Compared to matters of warfare and world hunger, the issue of space width between sentences is certainly trivial. Yet more than 100 people, myself included, find ourselves wasting time and some level of emotional energy on the matter.
Two spaces versus one. Edward versus Jacob. Yankees versus Red Sox. We Americans crave meaningless and superficial debates about things which ultimately mean little or nothing, because we seem so poor at handling matters of greater import. We are so irresponsible in how we debate and discuss truly important issues, and we embrace such a low level of intellectual discourse, that we instead drift into debating things with little true significance. Because, ultimately, even the lowest-educated soul can find some way to argue for a favorite football team or a preferred lover for Bella. You need only read two books or sit in front of a TV for a few hours, and suddenly you have all the firepower necessary to engage in a heated and passionate debate.

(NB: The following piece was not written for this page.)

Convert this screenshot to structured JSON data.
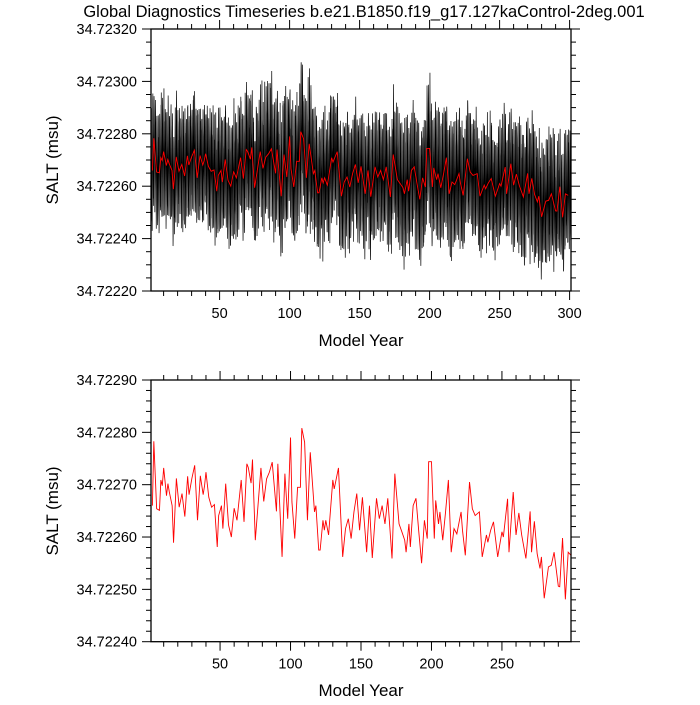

With the matter of sentences and spacing, the bar is set even lower: Have you ever written a paragraph? If you answer in the affirmative, then you are immediately capable of injecting your opinion into the debate.
While Mr. Manjoo comes across too much like a snooty bully for my tastes, his “side” of this debate is backed with more than ample research and information which, if you remove his taint, is quite convincing.
The real deal-breaker: everything anyone reads online or in newspapers or in magazines or in books. Almost every printed piece you’ve ever laid eyes on that wasn’t written for or by an educator uses a single space after sentences. Even the most conservative, anti-evolutionary, most change-o-phobic sites on the Interwebs use a single space between sentences.
What’s more, most of us have accepted this online reality without batting an eye. We read the papers and the Internet articles, and few of us notice or care about the single space.
Personally, here’s the reason I prefer single space: I’ve rarely if ever seen a single-spacer inconsistently use that option in writing. Double-spacers are maniacally inconsistent. Rarely if ever do I run across anything of modest length by a double-spacer where at least one or two sentences are followed accidentally by a single space. (My job requires that I read and edit lots of copy from lots of sources, so this isn’t some willy-nilly claim.)
A single space is economical. Eventually, piled up sentence after sentence, single spaces save trees. Compared to two-space people, I’ve probably saved a whole tree. And each tree means something to some little dog out there in the world, needing to take a piss. Or a bird needing to build a nest. Hell, it's possible I've helped save an entire small ecosystem compared to those wasteful, space-eating, greedy two-space sumbitch bastards.
Help save the planet. Stop pressing that space bar so many dadgum times. Quit using that lame “That’s how I was taught” nonsense and join us here in the 21st Century.